Chris Blundell, corporate affairs director of Morrisons Supermarkets, told Montgomeryshire members that the company was fully committed to selling British produce in its 360 stores.
He insisted that it was keen to form strong long-term relationships with producers to supply its five fresh food processing and packaging plants and two abattoirs.
Since taking over Safeway, the company’s 150,000 employees were serving 10m customers every week.
Sales were growing and there were plans to open two more packhouses and another abattoir.
British farms supplied 95% of the beef, 100% of lamb, 95% of the pork and 100% of the milk and fresh and frozen chicken sold.
But beef producer Joylon Higgs said that he and about 50 other Welsh farmers had been let down by Morrisons when it cancelled a Welsh beef procurement arrangement with Safeway.
“We were given just three weeks’ notice when you pulled the plug on the Safeway group,” Mr Higgs told Mr Blundell.
John Jones, another member of the former group, said he felt very let down when he lost the 5p/kg premium earned for working hard to meet the specifications set.”
Mr Blundell invited the aggrieved producers to send him details of their complaints, but made it clear that the grocery business was very competitive.

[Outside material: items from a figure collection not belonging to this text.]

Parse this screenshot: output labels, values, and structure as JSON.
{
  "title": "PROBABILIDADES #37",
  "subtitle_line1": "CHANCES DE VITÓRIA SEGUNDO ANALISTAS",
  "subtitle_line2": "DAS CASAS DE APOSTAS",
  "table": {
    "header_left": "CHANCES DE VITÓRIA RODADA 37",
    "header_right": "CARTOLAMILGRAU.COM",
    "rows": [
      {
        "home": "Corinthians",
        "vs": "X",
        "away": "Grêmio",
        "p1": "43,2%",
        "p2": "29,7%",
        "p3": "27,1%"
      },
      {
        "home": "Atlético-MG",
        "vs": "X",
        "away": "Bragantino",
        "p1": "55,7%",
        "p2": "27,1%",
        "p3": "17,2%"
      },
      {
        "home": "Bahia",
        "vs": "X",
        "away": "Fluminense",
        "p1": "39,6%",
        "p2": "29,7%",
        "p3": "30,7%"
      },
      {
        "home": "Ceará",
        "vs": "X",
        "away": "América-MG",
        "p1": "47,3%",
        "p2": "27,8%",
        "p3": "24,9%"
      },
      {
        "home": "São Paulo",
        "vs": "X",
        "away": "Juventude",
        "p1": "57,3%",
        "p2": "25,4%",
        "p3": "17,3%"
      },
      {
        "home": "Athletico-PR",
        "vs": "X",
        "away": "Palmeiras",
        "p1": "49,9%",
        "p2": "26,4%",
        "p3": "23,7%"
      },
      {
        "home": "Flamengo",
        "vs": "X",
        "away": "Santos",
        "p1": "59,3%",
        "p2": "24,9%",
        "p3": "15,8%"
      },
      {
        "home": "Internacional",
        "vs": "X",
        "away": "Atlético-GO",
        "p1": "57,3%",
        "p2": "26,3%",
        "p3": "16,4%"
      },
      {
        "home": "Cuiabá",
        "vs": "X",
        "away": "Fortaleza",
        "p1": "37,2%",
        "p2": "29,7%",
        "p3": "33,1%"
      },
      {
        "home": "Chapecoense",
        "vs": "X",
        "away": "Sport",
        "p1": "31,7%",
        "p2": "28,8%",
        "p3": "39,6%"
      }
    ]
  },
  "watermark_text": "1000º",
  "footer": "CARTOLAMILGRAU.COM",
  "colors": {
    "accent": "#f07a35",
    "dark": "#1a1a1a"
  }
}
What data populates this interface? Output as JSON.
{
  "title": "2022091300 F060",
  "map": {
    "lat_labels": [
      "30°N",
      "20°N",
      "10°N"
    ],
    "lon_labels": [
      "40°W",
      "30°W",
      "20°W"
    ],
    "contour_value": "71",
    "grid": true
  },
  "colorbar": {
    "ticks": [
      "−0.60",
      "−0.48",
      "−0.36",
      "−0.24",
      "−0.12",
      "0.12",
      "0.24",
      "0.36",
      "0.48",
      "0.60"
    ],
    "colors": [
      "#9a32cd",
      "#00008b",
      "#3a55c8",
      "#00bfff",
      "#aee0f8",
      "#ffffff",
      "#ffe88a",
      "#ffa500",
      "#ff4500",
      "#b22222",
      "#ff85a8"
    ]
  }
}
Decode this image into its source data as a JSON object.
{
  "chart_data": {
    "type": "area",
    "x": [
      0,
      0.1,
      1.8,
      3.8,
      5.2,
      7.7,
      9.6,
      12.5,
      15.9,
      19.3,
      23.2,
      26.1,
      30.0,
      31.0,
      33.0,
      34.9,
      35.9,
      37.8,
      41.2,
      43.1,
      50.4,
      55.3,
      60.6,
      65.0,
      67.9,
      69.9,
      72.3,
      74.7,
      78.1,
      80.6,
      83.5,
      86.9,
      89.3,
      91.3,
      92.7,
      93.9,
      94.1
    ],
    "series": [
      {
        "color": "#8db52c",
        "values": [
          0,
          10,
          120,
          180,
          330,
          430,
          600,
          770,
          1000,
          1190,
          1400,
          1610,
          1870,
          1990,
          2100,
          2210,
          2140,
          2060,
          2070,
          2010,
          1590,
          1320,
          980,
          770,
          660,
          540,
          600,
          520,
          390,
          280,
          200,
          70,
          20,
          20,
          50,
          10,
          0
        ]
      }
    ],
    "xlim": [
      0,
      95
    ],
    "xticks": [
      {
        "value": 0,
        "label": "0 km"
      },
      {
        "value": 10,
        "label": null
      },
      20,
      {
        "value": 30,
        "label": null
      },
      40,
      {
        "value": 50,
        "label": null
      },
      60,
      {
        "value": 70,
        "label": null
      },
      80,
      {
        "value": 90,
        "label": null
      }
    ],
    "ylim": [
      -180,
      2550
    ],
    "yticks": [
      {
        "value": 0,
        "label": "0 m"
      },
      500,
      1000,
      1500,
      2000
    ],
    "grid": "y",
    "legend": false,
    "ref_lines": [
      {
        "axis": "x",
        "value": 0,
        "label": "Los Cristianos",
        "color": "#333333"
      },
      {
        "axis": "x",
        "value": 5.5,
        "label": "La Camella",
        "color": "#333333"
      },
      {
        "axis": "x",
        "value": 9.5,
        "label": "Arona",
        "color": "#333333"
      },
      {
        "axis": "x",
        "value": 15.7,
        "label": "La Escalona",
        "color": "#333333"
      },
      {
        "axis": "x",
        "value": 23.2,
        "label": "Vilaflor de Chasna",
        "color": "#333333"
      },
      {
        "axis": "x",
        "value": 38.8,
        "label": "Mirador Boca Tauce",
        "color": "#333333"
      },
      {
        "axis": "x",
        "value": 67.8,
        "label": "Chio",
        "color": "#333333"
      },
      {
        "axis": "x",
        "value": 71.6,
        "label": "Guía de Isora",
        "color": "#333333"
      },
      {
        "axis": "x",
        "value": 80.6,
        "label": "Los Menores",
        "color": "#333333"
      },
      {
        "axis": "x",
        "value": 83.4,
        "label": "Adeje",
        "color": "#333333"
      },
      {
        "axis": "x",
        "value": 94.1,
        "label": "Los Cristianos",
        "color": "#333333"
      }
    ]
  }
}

Tom Tudor criticised Morrisons for buying only 300 cattle and 600 lambs a week in Wales and then slaughtering them in England.
Mr Blundell said that with only 19 stores in Wales the company would not acquire a Welsh abattoir, and was not prepared to use another company’s facilities.
Huw Besent urged him to stop boasting about making 13,000 in-store price cuts in former Safeway stores, which squeezed prices paid to farmers.
Instead it should follow the Waitrose group by going for quality and paying premium prices for premium products.
Mr Besent was told that Morrisons had to cater for the diverse requirements of five times as many customers as Waitrose each week.